Game To The Last brings the Gallipoli campaign to life
MANY books have been written about the Gallipoli campaign, but few have knitted the personal narrative to the historical data as well as Game To The Last.
MANY books have been written about the Gallipoli campaign, but few have knitted the personal narrative to the historical data as well as Game To The Last.
First-time author James Hurst provides an enthralling account of the exploits and tragedies that befall the Western Australian 11th Battalion of the 1st AIF, from Perth to the blood-soaked trenches of Gallipoli.
The book is a rare beast - a work of academic history with a compelling narrative.
It brings the characters to life in a way that many history books fail to do. A graphic selection of images of men at war and original maps places the campaign and its victims in clear context.

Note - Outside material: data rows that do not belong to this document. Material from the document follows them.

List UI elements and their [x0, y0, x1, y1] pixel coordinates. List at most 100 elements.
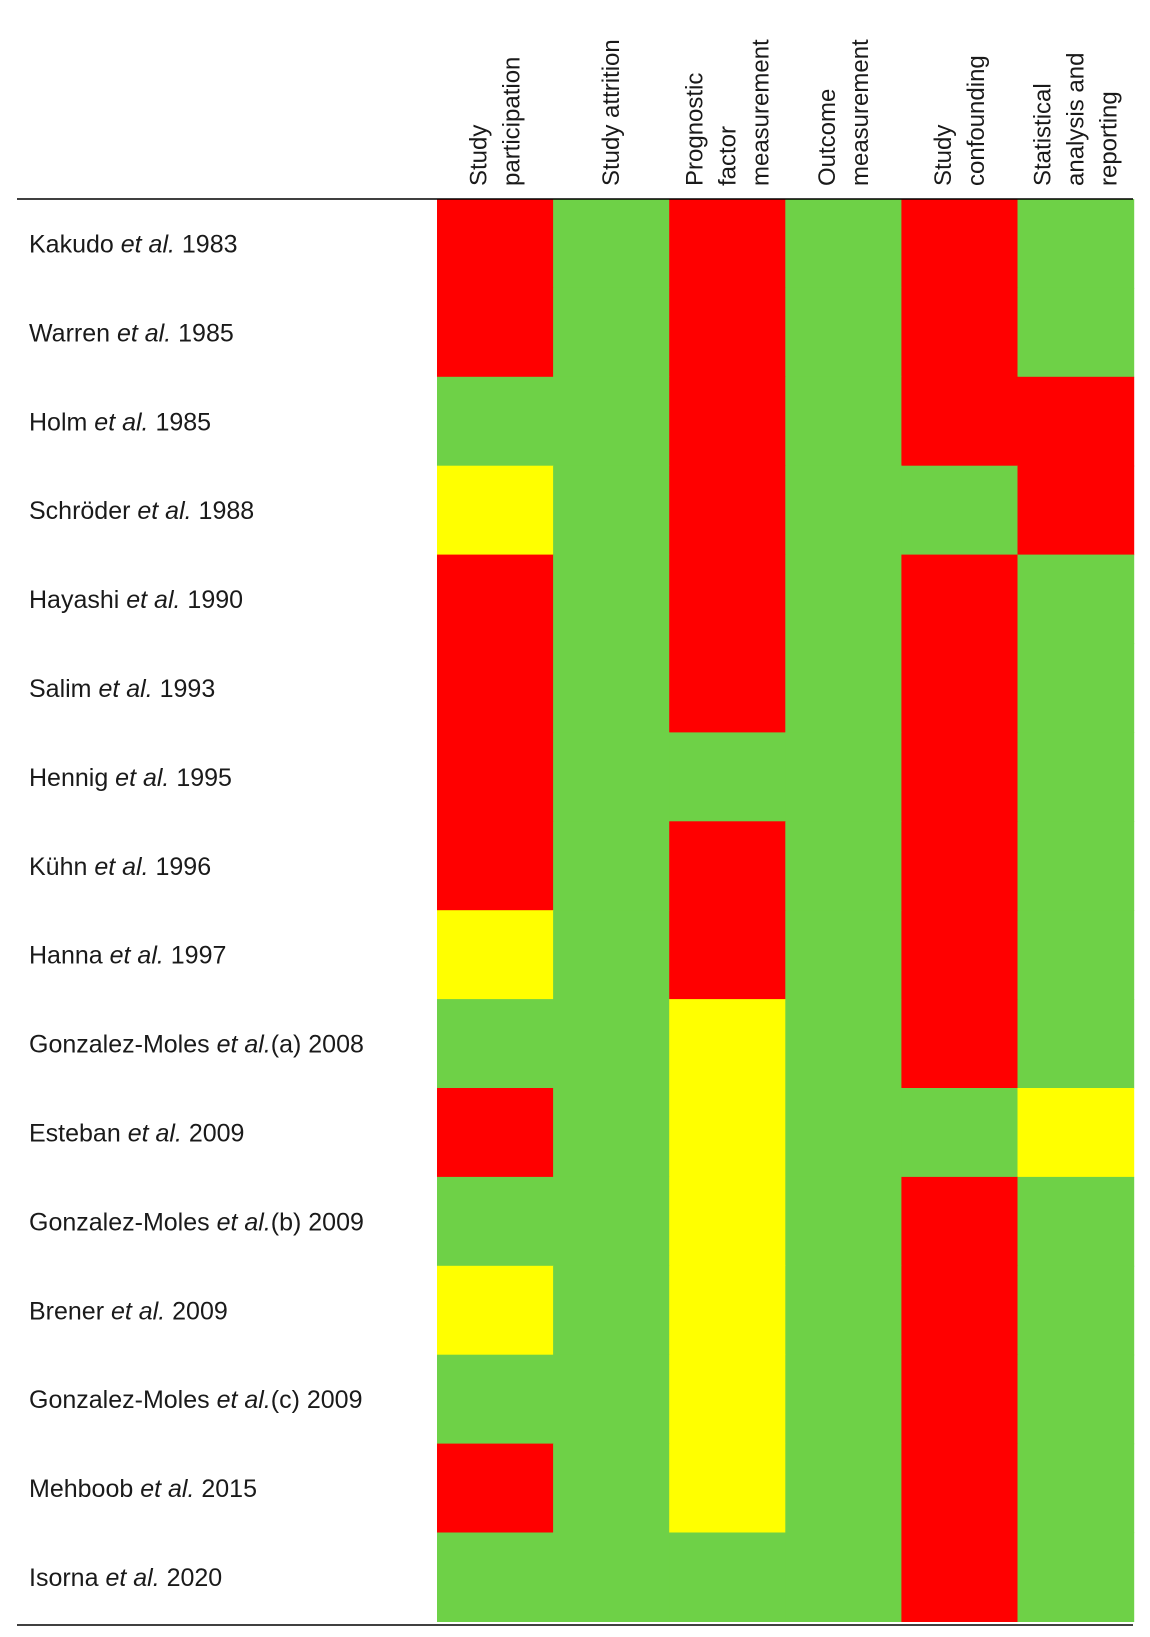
study-year: (a) 2008: [271, 1031, 364, 1059]
study-etal: et al.: [217, 1031, 271, 1059]
study-year: 1985: [171, 319, 234, 347]
study-year: 1995: [169, 764, 232, 792]
heatmap-cell: [901, 643, 1019, 733]
heatmap-cell: [1017, 1176, 1135, 1267]
heatmap-cell: [553, 910, 670, 1000]
study-etal: et al.: [121, 230, 175, 258]
heatmap-cell: [437, 465, 554, 556]
heatmap-cell: [785, 910, 902, 1000]
study-etal: et al.: [94, 408, 148, 436]
column-header-line: analysis and: [1063, 53, 1090, 186]
heatmap-cell: [785, 1443, 902, 1534]
study-label: Gonzalez-Moles et al.(b) 2009: [29, 1208, 364, 1236]
heatmap-cell: [437, 910, 554, 1000]
column-header-line: Study: [466, 125, 493, 186]
heatmap-cell: [553, 1443, 670, 1534]
heatmap-cell: [669, 643, 786, 733]
study-author: Isorna: [29, 1564, 105, 1592]
study-year: 1985: [149, 408, 212, 436]
heatmap-cell: [437, 287, 554, 378]
study-author: Esteban: [29, 1120, 128, 1148]
study-author: Schröder: [29, 497, 137, 525]
heatmap-cell: [553, 643, 670, 733]
study-author: Hanna: [29, 942, 110, 970]
heatmap-cell: [785, 376, 902, 467]
column-header-line: confounding: [963, 55, 990, 186]
heatmap-cell: [553, 1265, 670, 1356]
study-author: Mehboob: [29, 1475, 140, 1503]
study-author: Gonzalez-Moles: [29, 1208, 217, 1236]
heatmap-cell: [901, 1176, 1019, 1267]
heatmap-cell: [669, 821, 786, 911]
study-year: 1997: [164, 942, 227, 970]
column-header-line: Study: [930, 125, 957, 186]
heatmap-cell: [1017, 376, 1135, 467]
study-author: Kühn: [29, 853, 94, 881]
heatmap-cell: [669, 1354, 786, 1445]
heatmap-cell: [553, 376, 670, 467]
heatmap-cell: [553, 1354, 670, 1445]
heatmap-cells: [437, 199, 1135, 1622]
heatmap-cell: [1017, 1532, 1135, 1622]
heatmap-cell: [437, 1354, 554, 1445]
study-year: 1990: [180, 586, 243, 614]
heatmap-cell: [553, 821, 670, 911]
study-author: Gonzalez-Moles: [29, 1031, 217, 1059]
heatmap-cell: [901, 1532, 1019, 1622]
column-header-line: Prognostic: [681, 73, 708, 186]
study-etal: et al.: [217, 1208, 271, 1236]
study-etal: et al.: [110, 942, 164, 970]
study-label: Esteban et al. 2009: [29, 1120, 244, 1148]
column-header-line: reporting: [1096, 91, 1123, 186]
study-label: Hayashi et al. 1990: [29, 586, 243, 614]
heatmap-cell: [1017, 1265, 1135, 1356]
heatmap-cell: [1017, 910, 1135, 1000]
study-label: Kühn et al. 1996: [29, 853, 211, 881]
heatmap-cell: [553, 554, 670, 645]
heatmap-cell: [669, 999, 786, 1089]
study-year: 2015: [194, 1475, 257, 1503]
study-etal: et al.: [140, 1475, 194, 1503]
heatmap-cell: [437, 643, 554, 733]
study-etal: et al.: [217, 1386, 271, 1414]
column-header-line: Study attrition: [598, 39, 625, 186]
heatmap-cell: [437, 1265, 554, 1356]
heatmap-cell: [901, 999, 1019, 1089]
study-author: Brener: [29, 1297, 111, 1325]
study-author: Holm: [29, 408, 94, 436]
column-header-line: participation: [499, 57, 526, 186]
study-etal: et al.: [115, 764, 169, 792]
study-author: Gonzalez-Moles: [29, 1386, 217, 1414]
heatmap-cell: [553, 999, 670, 1089]
heatmap-cell: [785, 1354, 902, 1445]
study-year: 1996: [149, 853, 212, 881]
heatmap-cell: [901, 199, 1019, 289]
heatmap-cell: [785, 287, 902, 378]
study-label: Salim et al. 1993: [29, 675, 215, 703]
study-label: Kakudo et al. 1983: [29, 230, 238, 258]
study-label: Gonzalez-Moles et al.(a) 2008: [29, 1031, 364, 1059]
heatmap-cell: [437, 821, 554, 911]
heatmap-cell: [901, 910, 1019, 1000]
heatmap-cell: [437, 732, 554, 822]
column-header-line: factor: [714, 126, 741, 186]
study-year: 2009: [182, 1120, 245, 1148]
heatmap-cell: [901, 732, 1019, 822]
column-header-line: Statistical: [1030, 83, 1057, 186]
study-label: Isorna et al. 2020: [29, 1564, 222, 1592]
study-etal: et al.: [111, 1297, 165, 1325]
heatmap-cell: [669, 465, 786, 556]
column-header-line: measurement: [847, 39, 874, 186]
heatmap-cell: [553, 465, 670, 556]
heatmap-cell: [1017, 1443, 1135, 1534]
heatmap-cell: [553, 732, 670, 822]
study-year: 1993: [153, 675, 216, 703]
study-label: Brener et al. 2009: [29, 1297, 228, 1325]
study-author: Kakudo: [29, 230, 121, 258]
heatmap-cell: [669, 287, 786, 378]
study-year: 1983: [175, 230, 238, 258]
heatmap-cell: [785, 199, 902, 289]
study-author: Hayashi: [29, 586, 126, 614]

Hurst is not afraid to venture beyond his detailed research using diaries, letters, journals and official accounts, to put the reader inside the hearts and minds of the men who fought and died in the disastrous British-led campaign that spawned the Anzac legend.
Men such as the Lukin brothers, Dudley and Lionel, who were "slaughtered with the flower of rural Western Australia's youth at the Nek. Only their brother Guy, who was awarded the Distinguished Conduct Medal, would survive to see the wide open plains of WA again.''
Thirty-six men of the 11th were killed in a single action to take Leane's Trench below Lone Pine. One who survived was Bert Facey, author of the classic A Fortunate Life.
"I had seen some hot spots during the campaign, but this was terrible,'' Facey wrote of Leane's Trench.
The bloody futility of war is a shining theme of this book, but it is the understated heroism of the men of the 11th Battalion that jumps off most of its 260 pages.